With a locked savings account in ANZ, you know your savings will grow because you can’t access the money. You can also qualify for a bonus when you deposit at least $10 per month and don’t make any withdrawals. To help you with this further you can set up an automatic transfer from your regular ANZ savings or transaction account so you don’t forget to make a monthly deposit.

Your ANZ locked savings account offers you a base interest rate of 0.1 per cent per annum plus an additional bonus interest of 0.49 per cent per year. The interest is calculated daily and credited to your account on the last working day of the month.

What is the interest rate on savings accounts?

As banks frequently change their rates, the most accurate way to look at interest rates on savings accounts is to use a savings accounts comparison tool. When you look at the savings rate check what the maximum and minimum rates are. Often banks will offer you a promotional rate for the first few months which is competitive, but then revert back to a base rate which can sometimes be less than inflation. Ongoing bonus rates are often a safer bet as they will keep rewarding you with the maximum rate, provided you meet their criteria

How to open a savings account for my child?

Some banks and financial institutions allow parents to open a bank account for their child as soon as it is born, and start depositing funds to go towards the child’s future.

Children’s savings accounts generally don’t have fees, and are structured to help develop positive financial habits by limiting withdrawals, encouraging regular deposits, and earning interest on the savings, similarly to standard savings accounts.

How much money should I have in my savings account?

A good rule of thumb when working out a minimum balance for your savings account is to make sure that you’ll earn more in annual interest on your savings than what you’ll be charged in annual fees.

If you’re saving with a specific goal in mind, prepare a budget so the interest you earn on your deposits will help you efficiently reach this goal. Online financial calculators may be helpful here.

Should I open a Commonwealth locked savings account?

If you have trouble saving money, a Commbank locked savings account could be a potential solution. A locked savings account won’t let you make withdrawals and as such, it can help you grow your savings balance if you keep topping it up. 

The Commonwealth locked savings account advertises high-interest rates and minimal maintenance fees, along with a host of other incentives that will encourage you not to touch the money. 

The account offers a higher interest rate for each month that you make limited or no withdrawals, as well as regular deposits. 

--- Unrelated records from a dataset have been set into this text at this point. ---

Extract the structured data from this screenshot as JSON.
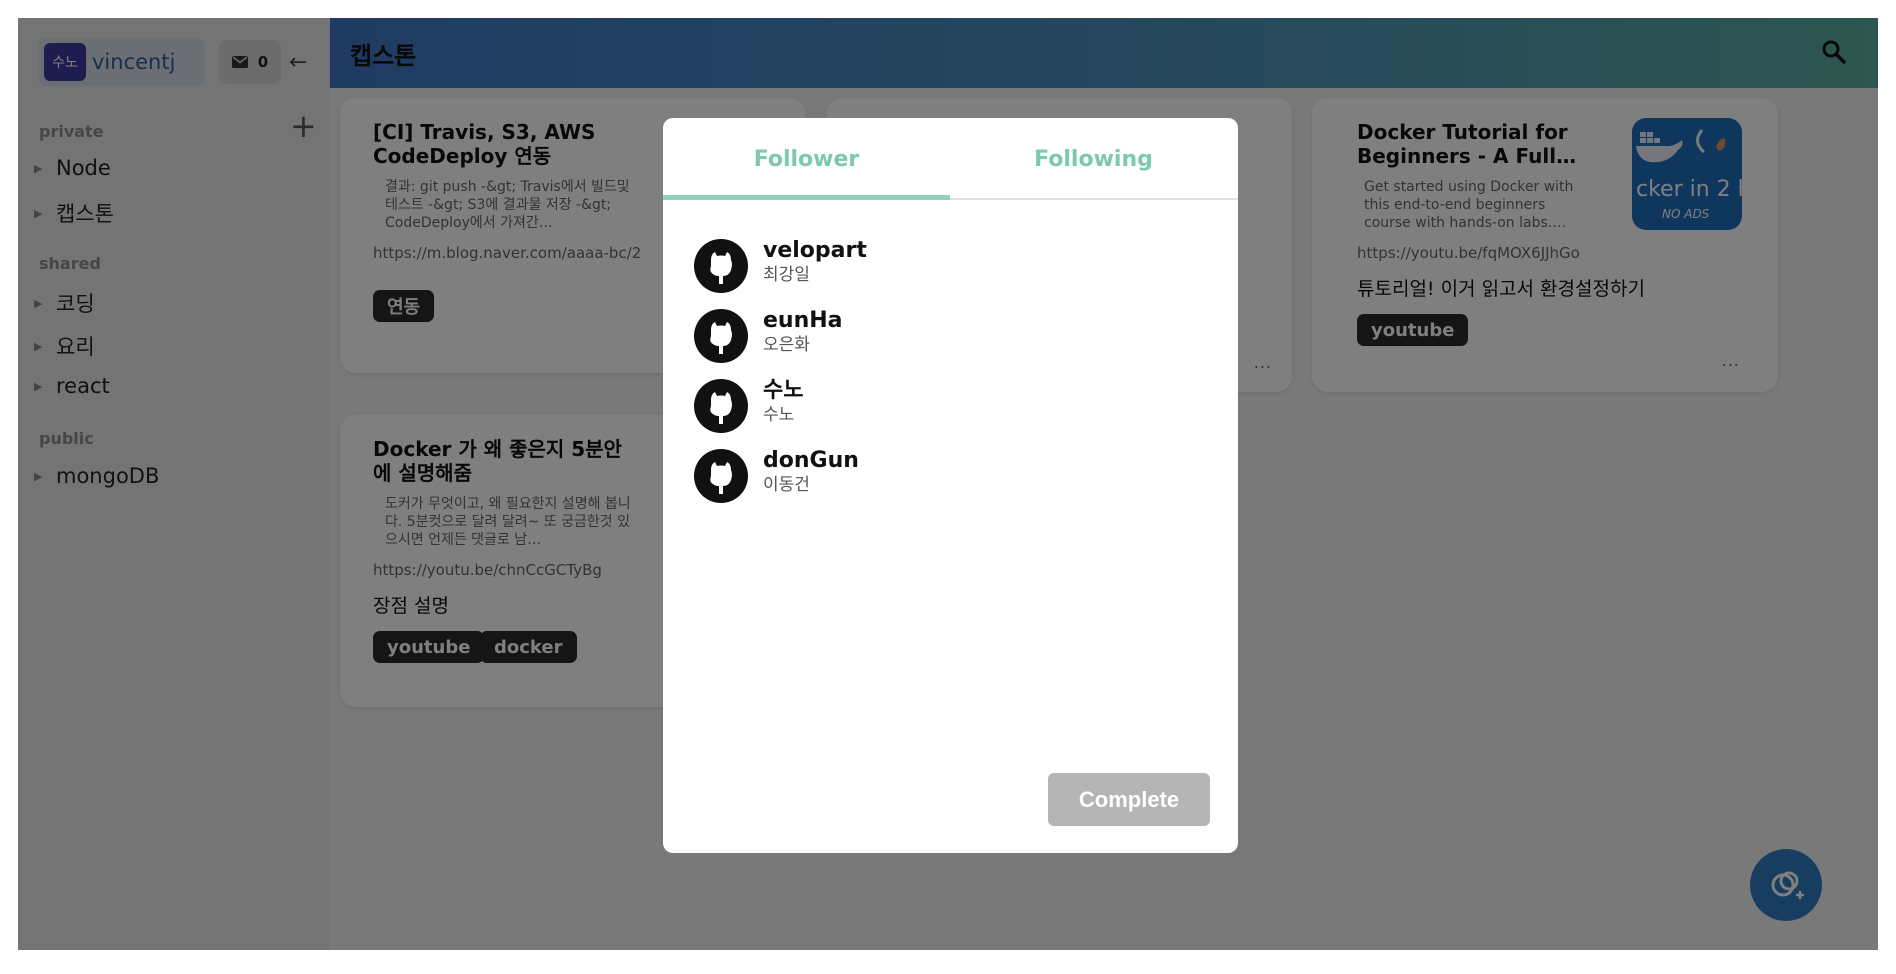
{
  "sidebar": {
    "avatar_text": "수노",
    "username": "vincentj",
    "mail_count": "0",
    "add_label": "+",
    "sections": [
      {
        "label": "private",
        "items": [
          "Node",
          "캡스톤"
        ]
      },
      {
        "label": "shared",
        "items": [
          "코딩",
          "요리",
          "react"
        ]
      },
      {
        "label": "public",
        "items": [
          "mongoDB"
        ]
      }
    ]
  },
  "header": {
    "title": "캡스톤"
  },
  "cards": [
    {
      "title": "[CI] Travis, S3, AWS CodeDeploy 연동",
      "desc": "결과: git push -&gt; Travis에서 빌드및 테스트 -&gt; S3에 결과물 저장 -&gt; CodeDeploy에서 가져간…",
      "url": "https://m.blog.naver.com/aaaa-bc/2",
      "memo": "",
      "tags": [
        "연동"
      ]
    },
    {
      "title": "Docker 가 왜 좋은지 5분안에 설명해줌",
      "desc": "도커가 무엇이고, 왜 필요한지 설명해 봅니다. 5분컷으로 달려 달려~ 또 궁금한것 있으시면 언제든 댓글로 남…",
      "url": "https://youtu.be/chnCcGCTyBg",
      "memo": "장점 설명",
      "tags": [
        "youtube",
        "docker"
      ]
    },
    {
      "title": "Docker Tutorial for Beginners - A Full…",
      "desc": "Get started using Docker with this end-to-end beginners course with hands-on labs.…",
      "url": "https://youtu.be/fqMOX6JJhGo",
      "memo": "튜토리얼! 이거 읽고서 환경설정하기",
      "tags": [
        "youtube"
      ],
      "thumb_text": "cker in 2 h",
      "thumb_sub": "NO ADS"
    }
  ],
  "card_more": "...",
  "modal": {
    "tabs": [
      "Follower",
      "Following"
    ],
    "users": [
      {
        "id": "velopart",
        "name": "최강일"
      },
      {
        "id": "eunHa",
        "name": "오은화"
      },
      {
        "id": "수노",
        "name": "수노"
      },
      {
        "id": "donGun",
        "name": "이동건"
      }
    ],
    "complete_label": "Complete"
  },
  "colors": {
    "accent": "#7dc8b0",
    "header_start": "#3f76c6",
    "header_end": "#5aac9f",
    "fab": "#2f7bc2"
  }
}
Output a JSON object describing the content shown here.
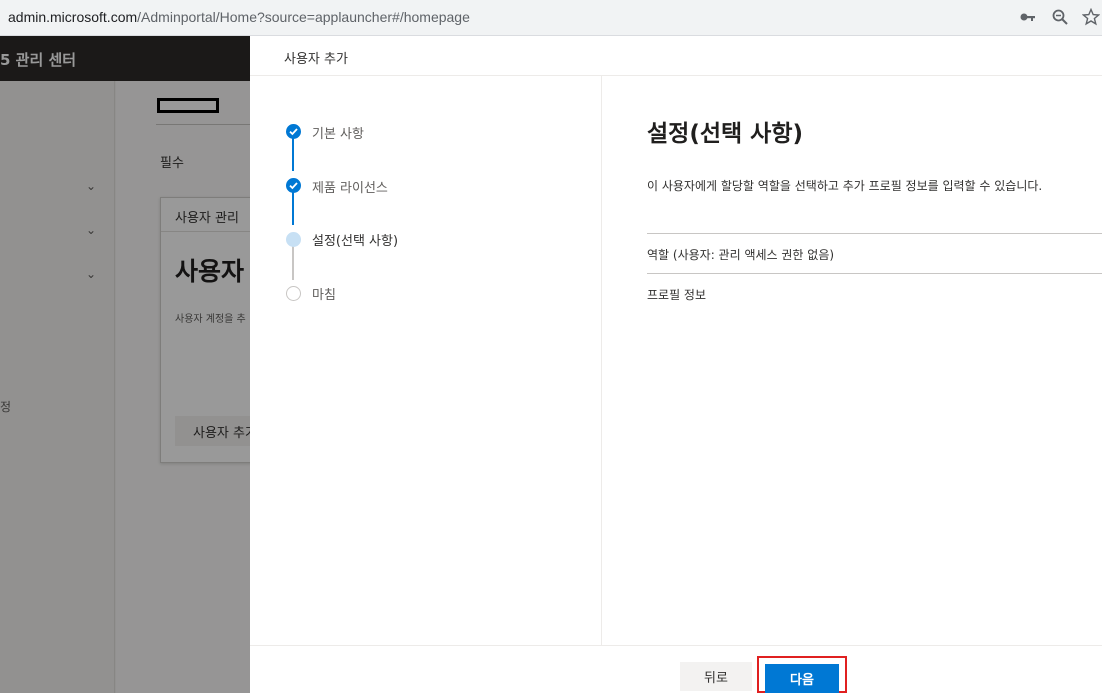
{
  "browser": {
    "url_host": "admin.microsoft.com",
    "url_path": "/Adminportal/Home?source=applauncher#/homepage",
    "icons": [
      "key-icon",
      "zoom-icon",
      "star-icon"
    ]
  },
  "background": {
    "app_title": "5 관리 센터",
    "nav_fragment": "정",
    "required_label": "필수",
    "card": {
      "header": "사용자 관리",
      "big_title": "사용자",
      "description": "사용자 계정을 추",
      "button": "사용자 추가"
    }
  },
  "panel": {
    "title": "사용자 추가",
    "steps": [
      {
        "label": "기본 사항",
        "state": "done"
      },
      {
        "label": "제품 라이선스",
        "state": "done"
      },
      {
        "label": "설정(선택 사항)",
        "state": "current"
      },
      {
        "label": "마침",
        "state": "todo"
      }
    ],
    "content": {
      "title": "설정(선택 사항)",
      "description": "이 사용자에게 할당할 역할을 선택하고 추가 프로필 정보를 입력할 수 있습니다.",
      "sections": [
        "역할 (사용자: 관리 액세스 권한 없음)",
        "프로필 정보"
      ]
    },
    "footer": {
      "back_label": "뒤로",
      "next_label": "다음"
    }
  },
  "colors": {
    "accent": "#0078d4",
    "highlight": "#e02020"
  }
}
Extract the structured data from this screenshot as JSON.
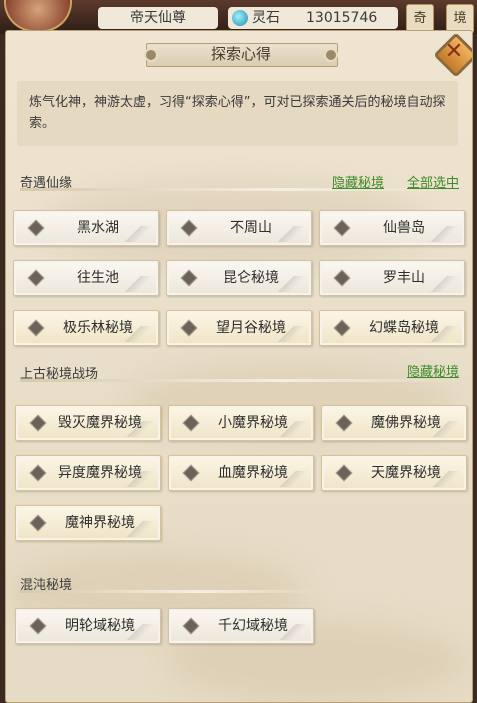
{
  "topbar": {
    "player_name": "帝天仙尊",
    "stone_label": "灵石",
    "stone_value": "13015746",
    "btn_a": "奇",
    "btn_b": "境"
  },
  "panel": {
    "title": "探索心得",
    "description": "炼气化神，神游太虚，习得“探索心得”，可对已探索通关后的秘境自动探索。"
  },
  "sections": [
    {
      "title": "奇遇仙缘",
      "hide_link": "隐藏秘境",
      "select_all_link": "全部选中",
      "items": [
        "黑水湖",
        "不周山",
        "仙兽岛",
        "往生池",
        "昆仑秘境",
        "罗丰山",
        "极乐林秘境",
        "望月谷秘境",
        "幻蝶岛秘境"
      ]
    },
    {
      "title": "上古秘境战场",
      "hide_link": "隐藏秘境",
      "items": [
        "毁灭魔界秘境",
        "小魔界秘境",
        "魔佛界秘境",
        "异度魔界秘境",
        "血魔界秘境",
        "天魔界秘境",
        "魔神界秘境"
      ]
    },
    {
      "title": "混沌秘境",
      "items": [
        "明轮域秘境",
        "千幻域秘境"
      ]
    }
  ]
}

To qualify for a Commonwealth locked savings account with the advertised features, you will need to fulfil specific criteria such as:

  • Depositing a fixed minimum amount into the account every month.
  • Making a fixed number of deposits each month.
  • Making a minimum or no withdrawals each month.
  • Maintaining a minimum account balance.

What is a savings account?

A savings account is a type of bank account in which you earn interest on the money you deposit. This makes it one of the easiest and safest investment tools.

What is a good interest rate for a savings account?

A good rule of thumb to keep in mind with savings accounts is to look for a rate that is higher than the CPI inflation rate. This number is constantly changing, so check the Reserve Bank of Australia’s page. If you aren’t earning interest above this then the value of your money will go backwards over time.

Who has the highest interest rates for savings accounts?

As banks frequently change their rates, the most accurate way to know who currently has the highest interest rate is to use a savings account comparison tool.